かつてはフィンテックという言葉自体が目新しいワードでしたが、最近はスタートアップだけでなく大手企業も積極的に取り組む大きなトピックになっています。
今回は、株式会社ペイルド代表取締役社長である柳 志明氏に「フィンテック業界における今年の注目トレンド」についてご寄稿いただきました。
順調に拡大する消費者向けキャッシュレス。今後の注目は法人決済のキャッシュレス化へ
まず、昨今フィンテックの中心であったキャッシュレス決済について見ていこうと思う。
2017年に「未来投資戦略2017」にて、2016年時のキャッシュレス比率が20%であったところ、2025年に40%まで引き上げるという意欲的な目標が示された。
政府の積極的なキャッシュレス還元キャンペーンや事業者の積極的な投資などにより、2021年には32.5%まで引き上がってきた。
最近は都心部を中心に現金を持ち歩かずに生活ができるほどキャッシュレスインフラが整備されつつあるが、実はまだ大きく進展していないのが法人のキャッシュレス化である。
法人向けのキャッシュレス化がまだ進まないのにはいくつかの理由があるが、特に法人の場合はレシートの取り扱いや承認フローなど、運用上対応しなければならない論点が多く残されている点に注目したい。
弊社ではこれらの業務フローにも耐えうるクラウド型法人カード「paild」を提供し、法人でも使い勝手のよい新たなサービスを提供している。
社会のキャッシュレスインフラを消費者向けのサービスが牽引する中、業務効率化やDXが叫ばれる法人においてもキャッシュレスが一つの大きなテーマになっていくだろう。
組込型金融を活用した大企業の金融事業への参入
数年前から組込型金融という言葉が使われるようになったが、今年は大きな案件が出てきそうだ。
昨年、いくつかの大企業が組込型金融を活用した新たな銀行サービスの展開を発表した。米著名VCであるAndreessen Horowitz(アンドリーセン・ホロウィッツ、略称a16z)がかつて“Every company will be a fintech company(全てのスタートアップはフィンテック企業になる)”と言ったように、まさに今までは金融業に縁遠かった企業が銀行サービスにアプローチし始めているということは注目に値するだろう。

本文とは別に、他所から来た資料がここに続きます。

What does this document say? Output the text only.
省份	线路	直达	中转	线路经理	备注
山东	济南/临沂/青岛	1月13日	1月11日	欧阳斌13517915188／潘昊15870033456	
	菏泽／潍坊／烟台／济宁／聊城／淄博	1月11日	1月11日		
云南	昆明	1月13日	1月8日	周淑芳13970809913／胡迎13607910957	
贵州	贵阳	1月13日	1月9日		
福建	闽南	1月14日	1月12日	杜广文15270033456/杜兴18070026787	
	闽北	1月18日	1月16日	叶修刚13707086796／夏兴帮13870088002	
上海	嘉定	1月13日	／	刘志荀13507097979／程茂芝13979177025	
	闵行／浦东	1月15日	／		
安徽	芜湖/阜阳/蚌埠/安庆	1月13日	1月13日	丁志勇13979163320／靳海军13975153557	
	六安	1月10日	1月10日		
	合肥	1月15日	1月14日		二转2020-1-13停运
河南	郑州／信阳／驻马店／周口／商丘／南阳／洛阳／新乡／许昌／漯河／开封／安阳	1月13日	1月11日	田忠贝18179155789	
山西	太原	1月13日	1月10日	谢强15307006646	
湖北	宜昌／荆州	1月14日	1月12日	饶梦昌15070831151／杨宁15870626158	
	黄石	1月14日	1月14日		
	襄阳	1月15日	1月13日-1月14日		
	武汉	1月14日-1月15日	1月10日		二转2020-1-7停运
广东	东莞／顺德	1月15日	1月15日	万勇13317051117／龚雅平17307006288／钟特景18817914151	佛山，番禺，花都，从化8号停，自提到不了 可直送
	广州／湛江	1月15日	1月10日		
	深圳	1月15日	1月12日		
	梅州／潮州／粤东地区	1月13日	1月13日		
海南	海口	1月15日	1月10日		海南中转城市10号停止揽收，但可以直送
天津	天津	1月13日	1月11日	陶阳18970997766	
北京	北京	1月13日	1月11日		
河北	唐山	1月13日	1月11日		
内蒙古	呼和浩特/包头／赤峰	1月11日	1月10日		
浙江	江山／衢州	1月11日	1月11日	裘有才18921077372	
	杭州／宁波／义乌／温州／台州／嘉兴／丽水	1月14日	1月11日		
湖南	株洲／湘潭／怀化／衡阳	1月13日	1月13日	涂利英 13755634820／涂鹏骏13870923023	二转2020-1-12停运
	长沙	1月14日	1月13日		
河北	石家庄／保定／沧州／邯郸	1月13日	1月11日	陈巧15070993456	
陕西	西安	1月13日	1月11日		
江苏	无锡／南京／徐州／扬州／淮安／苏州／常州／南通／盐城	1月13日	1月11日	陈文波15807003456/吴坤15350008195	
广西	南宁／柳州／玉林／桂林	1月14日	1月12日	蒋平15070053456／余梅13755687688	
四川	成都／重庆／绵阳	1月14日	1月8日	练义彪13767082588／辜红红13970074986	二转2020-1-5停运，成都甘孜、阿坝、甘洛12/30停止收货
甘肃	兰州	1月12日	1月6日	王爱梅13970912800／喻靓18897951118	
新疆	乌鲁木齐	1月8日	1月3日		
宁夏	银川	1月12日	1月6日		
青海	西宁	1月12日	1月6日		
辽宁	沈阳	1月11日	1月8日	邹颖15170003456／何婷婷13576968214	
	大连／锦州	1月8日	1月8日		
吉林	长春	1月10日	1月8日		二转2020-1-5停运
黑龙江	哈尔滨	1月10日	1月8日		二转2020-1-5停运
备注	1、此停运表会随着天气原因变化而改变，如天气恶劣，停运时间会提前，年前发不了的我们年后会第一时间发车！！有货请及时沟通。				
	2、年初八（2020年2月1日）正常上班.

また、この動きと筋道をあわせるかたちで、2021年には銀行・証券・保険を全て提供することが可能な金融サービス仲介業が創設されている。まだ登録事業者は多くないが、非金融の事業者が金融サービスを提供する土壌が作られつつある。
一方で、既存の顧客基盤を活用したクロスセルにとどまらず、新たな価値を提供できるかどうかにはまだ不透明な部分が多い。いずれにせよ、今年は今まで以上に組込型金融を活用したサービスが出てくると思われるが、どのような価値を社会にもたらすのか、注目していきたい。